From mboxrd@z Thu Jan  1 00:00:00 1970
Return-Path: <linux-kernel-owner@vger.kernel.org>
Received: (majordomo@vger.kernel.org) by vger.kernel.org via listexpand
	id S1751702Ab1H3Fcf (ORCPT <rfc822;w@1wt.eu>);
	Tue, 30 Aug 2011 01:32:35 -0400
Received: from 173-166-109-252-newengland.hfc.comcastbusiness.net ([173.166.109.252]:35085
	"EHLO bombadil.infradead.org" rhost-flags-OK-OK-OK-OK)
	by vger.kernel.org with ESMTP id S1750842Ab1H3Fcc (ORCPT
	<rfc822;linux-kernel@vger.kernel.org>);
	Tue, 30 Aug 2011 01:32:32 -0400
Date: Tue, 30 Aug 2011 01:32:31 -0400
From: Christoph Hellwig <hch@infradead.org>
To: Daniel Ehrenberg <dehrenberg@google.com>
Cc: linux-kernel@vger.kernel.org
Subject: Re: Approaches to making io_submit not block
Message-ID: <20110830053231.GA1627@infradead.org>
References: <CAAK6Zt2icmsBxjdqFvDXfnxZHXuKN3hDSTdDmh7Vhj1iJ_5LXQ@mail.gmail.com>
MIME-Version: 1.0
Content-Type: text/plain; charset=us-ascii
Content-Disposition: inline
In-Reply-To: <CAAK6Zt2icmsBxjdqFvDXfnxZHXuKN3hDSTdDmh7Vhj1iJ_5LXQ@mail.gmail.com>
User-Agent: Mutt/1.5.21 (2010-09-15)
X-SRS-Rewrite: SMTP reverse-path rewritten from <hch@infradead.org> by bombadil.infradead.org
	See http://www.infradead.org/rpr.html
Sender: linux-kernel-owner@vger.kernel.org
List-ID: <linux-kernel.vger.kernel.org>
X-Mailing-List: linux-kernel@vger.kernel.org

On Mon, Aug 29, 2011 at 10:33:24AM -0700, Daniel Ehrenberg wrote:
> - Blocking due to reading metadata.
> Proposed solution:
> Add a per-ioctx work queue to do metadata reads. It will be triggered
> from the dio code: if in async mode, then get_block will be called
> with an additional flag, meaning something like O_NONBLOCK on sockets.
> File systems' get_block functions can implement this flag and return
> -EAGAIN if a read from the underlying device would be necessary. (If
> we're worried that EAGAIN might be used for other purposes in the
> future, we could make a new errno for this purpose.) From a quick
> glance at the code, it looks like this would not be too difficult to
> add to ext4 for extent-based files, and support in other file systems
> could be added gradually. If -EAGAIN is returned, then the struct dio
> will be put on the work queue together with a description of what kind
> of processing it was doing. The work queue only serves the metadata
> request, and the rest of the request is served on the existing path.
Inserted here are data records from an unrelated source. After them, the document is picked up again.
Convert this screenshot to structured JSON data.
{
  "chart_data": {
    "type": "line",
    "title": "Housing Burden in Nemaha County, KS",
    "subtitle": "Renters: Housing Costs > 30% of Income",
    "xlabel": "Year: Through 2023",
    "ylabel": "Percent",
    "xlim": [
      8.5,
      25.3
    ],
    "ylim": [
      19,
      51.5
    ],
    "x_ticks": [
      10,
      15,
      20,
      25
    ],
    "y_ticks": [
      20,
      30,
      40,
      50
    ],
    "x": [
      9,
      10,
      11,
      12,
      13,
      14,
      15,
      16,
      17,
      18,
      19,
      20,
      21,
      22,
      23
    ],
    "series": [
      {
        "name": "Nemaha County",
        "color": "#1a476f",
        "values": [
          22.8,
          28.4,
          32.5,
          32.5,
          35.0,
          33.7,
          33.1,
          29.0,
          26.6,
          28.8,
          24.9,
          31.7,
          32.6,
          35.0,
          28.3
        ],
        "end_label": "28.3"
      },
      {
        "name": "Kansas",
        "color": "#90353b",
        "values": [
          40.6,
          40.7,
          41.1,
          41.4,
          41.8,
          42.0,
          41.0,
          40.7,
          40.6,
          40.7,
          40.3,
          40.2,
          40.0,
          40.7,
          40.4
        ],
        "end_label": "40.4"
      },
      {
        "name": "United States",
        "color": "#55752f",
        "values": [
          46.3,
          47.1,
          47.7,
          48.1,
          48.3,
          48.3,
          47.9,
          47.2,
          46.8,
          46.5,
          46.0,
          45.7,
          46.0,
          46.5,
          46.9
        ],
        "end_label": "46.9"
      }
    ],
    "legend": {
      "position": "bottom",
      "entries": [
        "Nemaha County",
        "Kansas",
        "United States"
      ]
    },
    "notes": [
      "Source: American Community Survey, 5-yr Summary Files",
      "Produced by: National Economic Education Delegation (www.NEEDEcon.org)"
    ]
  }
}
Let filesystems handle this.  I've actually prototyped it in XFS,
based on some pending work from Dave but at this point it's still butt
ugly.

> - Blocking for appends and writes to file holes due to the need for a
> metadata write after the data write
> Proposed solution:
> Maintain a work queue for all appends and writes to file holes, which
> executes the current code.

No way.  I've fixed this for XFS, and it's trivial without the need to
queue them up.  The only thing preventing appending writes to work is
a flag to tell the dio layer to just do them, just like it already works
for holes.  (and more QA).